After a long spell in hospital the thought of going back home and coping with ordinary life can be daunting at first.

The sudden switch from being in bed for most of the day and having things done for you to having to do everything for yourself again can make even the most mundane task seem mountainous.

Hilda Constable is the first patient to try out a pilot project organised by nurses at Southlands Hospital in Shoreham.

The project, which started this week, gives patients preparing to go home the chance to carry out basic jobs and tasks while in hospital to get them used to carrying them out again.

Mrs Constable has been in hospital since the middle of December following a hip replacement operation.

She had an accident on her motorised buggy outside Goring library and broke her hip.

Mrs Constable was worried about going home after being immobile for so long and so was keen to try out the new project.

Her arrival at Cedar Ward was marked with a presentation of flowers from nurses on the scheme.

Mrs Constable will stay at the unit for two weeks while she is encouraged and helped to regain her independence.

Up to 15 people at a time will take part in the project and each one will have an action programme tailored to suit their individual needs.

Surroundings on the ward have been designed to look as much like home as possible.

Mrs Constable and other patients will be encouraged to help with the domestic chores in the unit such as cooking and given help with other tasks such as dressing.

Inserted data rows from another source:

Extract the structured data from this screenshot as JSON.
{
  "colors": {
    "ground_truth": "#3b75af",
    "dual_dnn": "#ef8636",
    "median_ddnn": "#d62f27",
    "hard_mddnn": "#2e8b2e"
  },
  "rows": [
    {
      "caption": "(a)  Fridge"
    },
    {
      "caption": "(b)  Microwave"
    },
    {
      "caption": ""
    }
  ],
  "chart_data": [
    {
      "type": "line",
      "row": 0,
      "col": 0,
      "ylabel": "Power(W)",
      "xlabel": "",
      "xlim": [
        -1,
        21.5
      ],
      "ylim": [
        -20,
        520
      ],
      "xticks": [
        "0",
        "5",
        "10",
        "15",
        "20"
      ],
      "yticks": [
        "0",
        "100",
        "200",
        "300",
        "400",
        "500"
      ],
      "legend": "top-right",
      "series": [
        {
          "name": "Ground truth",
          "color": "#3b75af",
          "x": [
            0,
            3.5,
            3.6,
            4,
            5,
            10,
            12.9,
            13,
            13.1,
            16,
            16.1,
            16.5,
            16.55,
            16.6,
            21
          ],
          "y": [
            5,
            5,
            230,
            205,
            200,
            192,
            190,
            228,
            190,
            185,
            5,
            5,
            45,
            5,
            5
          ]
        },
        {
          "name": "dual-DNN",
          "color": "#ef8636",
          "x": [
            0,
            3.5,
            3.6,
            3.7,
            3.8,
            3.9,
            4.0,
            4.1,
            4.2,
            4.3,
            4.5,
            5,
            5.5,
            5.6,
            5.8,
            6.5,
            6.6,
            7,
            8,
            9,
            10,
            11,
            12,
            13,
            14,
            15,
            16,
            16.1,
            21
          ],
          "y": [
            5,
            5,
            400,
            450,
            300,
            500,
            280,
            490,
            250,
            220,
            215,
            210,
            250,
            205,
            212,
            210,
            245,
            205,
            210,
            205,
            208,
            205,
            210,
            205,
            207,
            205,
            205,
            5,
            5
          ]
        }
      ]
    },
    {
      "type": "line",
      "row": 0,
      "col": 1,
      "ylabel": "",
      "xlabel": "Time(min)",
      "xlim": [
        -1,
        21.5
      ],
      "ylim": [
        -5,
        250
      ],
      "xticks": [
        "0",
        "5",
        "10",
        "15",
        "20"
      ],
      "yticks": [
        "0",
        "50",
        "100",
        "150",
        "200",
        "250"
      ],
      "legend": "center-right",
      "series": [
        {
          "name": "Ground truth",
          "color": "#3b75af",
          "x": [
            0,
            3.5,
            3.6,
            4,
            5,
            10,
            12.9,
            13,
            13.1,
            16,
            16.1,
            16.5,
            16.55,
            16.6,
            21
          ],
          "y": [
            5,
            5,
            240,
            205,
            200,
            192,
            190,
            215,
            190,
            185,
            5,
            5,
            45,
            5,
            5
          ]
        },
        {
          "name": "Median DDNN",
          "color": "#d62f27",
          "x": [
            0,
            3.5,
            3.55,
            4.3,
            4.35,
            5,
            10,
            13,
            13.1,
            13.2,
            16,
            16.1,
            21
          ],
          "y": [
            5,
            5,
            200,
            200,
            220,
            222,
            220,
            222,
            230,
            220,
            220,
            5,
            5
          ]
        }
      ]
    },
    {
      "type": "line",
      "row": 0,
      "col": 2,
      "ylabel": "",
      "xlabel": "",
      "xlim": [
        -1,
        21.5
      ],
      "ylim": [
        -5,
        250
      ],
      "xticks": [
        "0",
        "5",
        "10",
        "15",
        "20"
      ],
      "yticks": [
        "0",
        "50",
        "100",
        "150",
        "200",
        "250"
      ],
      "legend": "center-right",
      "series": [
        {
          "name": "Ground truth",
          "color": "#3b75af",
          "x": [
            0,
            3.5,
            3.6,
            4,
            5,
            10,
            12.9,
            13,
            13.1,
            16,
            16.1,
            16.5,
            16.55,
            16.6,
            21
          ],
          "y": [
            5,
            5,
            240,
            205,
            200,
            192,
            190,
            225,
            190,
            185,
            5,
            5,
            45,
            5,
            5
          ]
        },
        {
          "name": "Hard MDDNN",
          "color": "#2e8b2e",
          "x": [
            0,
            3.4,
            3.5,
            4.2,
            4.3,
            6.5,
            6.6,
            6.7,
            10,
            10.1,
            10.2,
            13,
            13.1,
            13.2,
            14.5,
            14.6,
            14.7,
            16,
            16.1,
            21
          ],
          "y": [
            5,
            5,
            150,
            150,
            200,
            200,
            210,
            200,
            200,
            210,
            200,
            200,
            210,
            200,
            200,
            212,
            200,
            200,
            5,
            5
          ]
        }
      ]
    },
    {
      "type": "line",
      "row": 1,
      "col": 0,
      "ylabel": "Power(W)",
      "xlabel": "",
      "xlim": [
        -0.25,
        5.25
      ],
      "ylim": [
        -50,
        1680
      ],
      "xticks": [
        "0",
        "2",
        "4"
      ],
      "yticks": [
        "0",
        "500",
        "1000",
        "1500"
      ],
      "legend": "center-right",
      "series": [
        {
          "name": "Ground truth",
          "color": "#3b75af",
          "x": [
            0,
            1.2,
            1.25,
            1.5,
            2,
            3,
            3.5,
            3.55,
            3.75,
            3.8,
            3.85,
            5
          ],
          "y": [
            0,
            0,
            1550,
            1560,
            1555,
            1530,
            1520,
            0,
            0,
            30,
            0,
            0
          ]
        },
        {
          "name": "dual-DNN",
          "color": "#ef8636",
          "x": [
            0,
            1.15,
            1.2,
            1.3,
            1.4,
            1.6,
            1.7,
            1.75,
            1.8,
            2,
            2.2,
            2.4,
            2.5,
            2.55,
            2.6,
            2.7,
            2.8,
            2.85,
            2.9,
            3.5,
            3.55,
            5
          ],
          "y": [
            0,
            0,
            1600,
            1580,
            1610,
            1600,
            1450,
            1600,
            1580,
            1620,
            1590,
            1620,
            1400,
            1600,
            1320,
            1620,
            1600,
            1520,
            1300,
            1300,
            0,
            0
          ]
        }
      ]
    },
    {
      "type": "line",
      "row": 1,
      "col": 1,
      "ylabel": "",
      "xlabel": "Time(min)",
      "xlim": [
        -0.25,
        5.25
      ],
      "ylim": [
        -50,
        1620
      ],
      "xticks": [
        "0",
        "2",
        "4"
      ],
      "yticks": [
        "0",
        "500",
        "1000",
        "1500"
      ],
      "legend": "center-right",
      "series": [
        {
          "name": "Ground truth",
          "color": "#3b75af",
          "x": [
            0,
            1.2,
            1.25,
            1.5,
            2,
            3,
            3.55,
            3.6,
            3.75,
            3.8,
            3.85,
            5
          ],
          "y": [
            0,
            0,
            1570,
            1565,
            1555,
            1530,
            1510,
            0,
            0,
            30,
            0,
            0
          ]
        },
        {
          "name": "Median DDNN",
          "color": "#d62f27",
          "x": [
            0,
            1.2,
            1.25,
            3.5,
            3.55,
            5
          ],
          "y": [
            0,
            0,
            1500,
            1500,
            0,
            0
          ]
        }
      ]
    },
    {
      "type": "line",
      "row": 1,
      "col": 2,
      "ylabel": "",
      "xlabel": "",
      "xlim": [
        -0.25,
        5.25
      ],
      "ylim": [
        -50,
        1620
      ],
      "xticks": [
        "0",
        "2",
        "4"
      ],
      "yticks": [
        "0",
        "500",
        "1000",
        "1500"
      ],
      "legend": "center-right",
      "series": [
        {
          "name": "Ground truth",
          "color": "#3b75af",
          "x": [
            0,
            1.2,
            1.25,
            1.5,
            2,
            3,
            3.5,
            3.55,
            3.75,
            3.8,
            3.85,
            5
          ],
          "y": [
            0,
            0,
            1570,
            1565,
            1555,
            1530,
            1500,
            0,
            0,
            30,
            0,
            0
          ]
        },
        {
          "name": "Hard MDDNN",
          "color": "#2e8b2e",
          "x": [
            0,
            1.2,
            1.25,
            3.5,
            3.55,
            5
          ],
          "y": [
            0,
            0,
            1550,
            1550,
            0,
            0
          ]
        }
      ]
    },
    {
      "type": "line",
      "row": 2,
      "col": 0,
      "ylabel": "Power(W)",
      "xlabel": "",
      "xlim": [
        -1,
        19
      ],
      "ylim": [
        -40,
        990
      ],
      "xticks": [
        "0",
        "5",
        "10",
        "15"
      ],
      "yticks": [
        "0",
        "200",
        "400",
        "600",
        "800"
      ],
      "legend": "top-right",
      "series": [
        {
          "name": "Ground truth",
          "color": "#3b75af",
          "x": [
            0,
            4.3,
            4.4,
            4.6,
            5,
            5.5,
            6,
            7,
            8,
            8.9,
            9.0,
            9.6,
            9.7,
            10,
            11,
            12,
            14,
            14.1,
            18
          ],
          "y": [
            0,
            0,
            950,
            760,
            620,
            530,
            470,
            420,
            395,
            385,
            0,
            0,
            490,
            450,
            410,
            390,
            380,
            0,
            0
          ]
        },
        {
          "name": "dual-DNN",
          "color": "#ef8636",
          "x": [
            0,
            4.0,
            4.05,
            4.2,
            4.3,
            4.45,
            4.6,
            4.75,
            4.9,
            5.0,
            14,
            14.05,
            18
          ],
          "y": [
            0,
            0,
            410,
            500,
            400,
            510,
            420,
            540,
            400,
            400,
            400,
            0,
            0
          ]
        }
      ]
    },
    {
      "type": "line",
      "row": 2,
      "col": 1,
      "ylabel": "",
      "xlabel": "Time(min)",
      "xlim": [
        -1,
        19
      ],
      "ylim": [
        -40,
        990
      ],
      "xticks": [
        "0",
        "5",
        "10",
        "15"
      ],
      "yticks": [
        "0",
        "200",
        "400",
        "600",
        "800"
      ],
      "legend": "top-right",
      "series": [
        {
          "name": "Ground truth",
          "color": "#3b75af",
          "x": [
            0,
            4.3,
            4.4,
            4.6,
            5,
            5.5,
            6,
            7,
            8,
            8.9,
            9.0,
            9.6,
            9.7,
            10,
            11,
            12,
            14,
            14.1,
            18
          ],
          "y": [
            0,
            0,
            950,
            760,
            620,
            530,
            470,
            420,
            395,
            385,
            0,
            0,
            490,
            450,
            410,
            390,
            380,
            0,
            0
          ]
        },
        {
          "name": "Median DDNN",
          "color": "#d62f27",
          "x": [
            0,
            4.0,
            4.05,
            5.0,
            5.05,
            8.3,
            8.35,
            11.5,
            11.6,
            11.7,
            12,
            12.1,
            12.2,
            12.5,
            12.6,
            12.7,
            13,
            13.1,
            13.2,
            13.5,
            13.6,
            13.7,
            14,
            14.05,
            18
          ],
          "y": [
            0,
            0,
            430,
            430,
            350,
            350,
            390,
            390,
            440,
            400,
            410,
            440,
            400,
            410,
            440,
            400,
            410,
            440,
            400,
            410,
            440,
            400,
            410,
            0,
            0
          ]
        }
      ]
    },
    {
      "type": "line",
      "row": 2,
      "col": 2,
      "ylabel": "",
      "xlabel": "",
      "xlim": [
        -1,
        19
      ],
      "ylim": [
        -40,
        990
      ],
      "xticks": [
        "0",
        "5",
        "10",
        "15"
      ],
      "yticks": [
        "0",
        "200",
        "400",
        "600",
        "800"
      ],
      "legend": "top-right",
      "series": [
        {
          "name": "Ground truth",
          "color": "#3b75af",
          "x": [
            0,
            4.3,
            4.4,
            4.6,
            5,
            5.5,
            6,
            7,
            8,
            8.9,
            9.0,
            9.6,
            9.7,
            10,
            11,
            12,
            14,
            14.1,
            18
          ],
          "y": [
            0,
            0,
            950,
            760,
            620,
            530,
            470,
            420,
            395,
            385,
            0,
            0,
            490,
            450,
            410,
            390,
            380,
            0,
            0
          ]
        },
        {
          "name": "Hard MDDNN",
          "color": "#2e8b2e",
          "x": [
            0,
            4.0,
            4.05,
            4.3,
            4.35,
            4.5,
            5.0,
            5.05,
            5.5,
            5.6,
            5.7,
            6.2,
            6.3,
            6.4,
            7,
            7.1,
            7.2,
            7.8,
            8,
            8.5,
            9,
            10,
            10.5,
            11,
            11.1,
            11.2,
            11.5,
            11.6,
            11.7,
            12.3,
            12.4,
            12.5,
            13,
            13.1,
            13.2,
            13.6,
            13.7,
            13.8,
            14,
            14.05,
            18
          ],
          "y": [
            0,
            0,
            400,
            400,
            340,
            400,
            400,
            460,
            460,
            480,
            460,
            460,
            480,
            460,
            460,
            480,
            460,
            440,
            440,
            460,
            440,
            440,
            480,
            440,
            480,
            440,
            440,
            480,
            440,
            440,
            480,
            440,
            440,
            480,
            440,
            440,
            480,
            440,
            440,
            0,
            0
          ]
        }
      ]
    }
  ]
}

Jeannie Baumann, director of clinical services, said: "This is a very exciting project which will greatly benefit the patient.

"The decision as to whether a patient can be discharged from hospital often depends on their ability to do simple tasks such as dressing which may have become harder following their illness.

"With intensive support they can gain new skills giving them the confidence to live in their own homes."

Worthing and Southlands Hospitals NHS Trust has been given £125,000 by West Sussex Health Authority to set up the service.

The nurses running the scheme are supported by a team of physiotherapists, occupational therapists, dietitcians and social workers.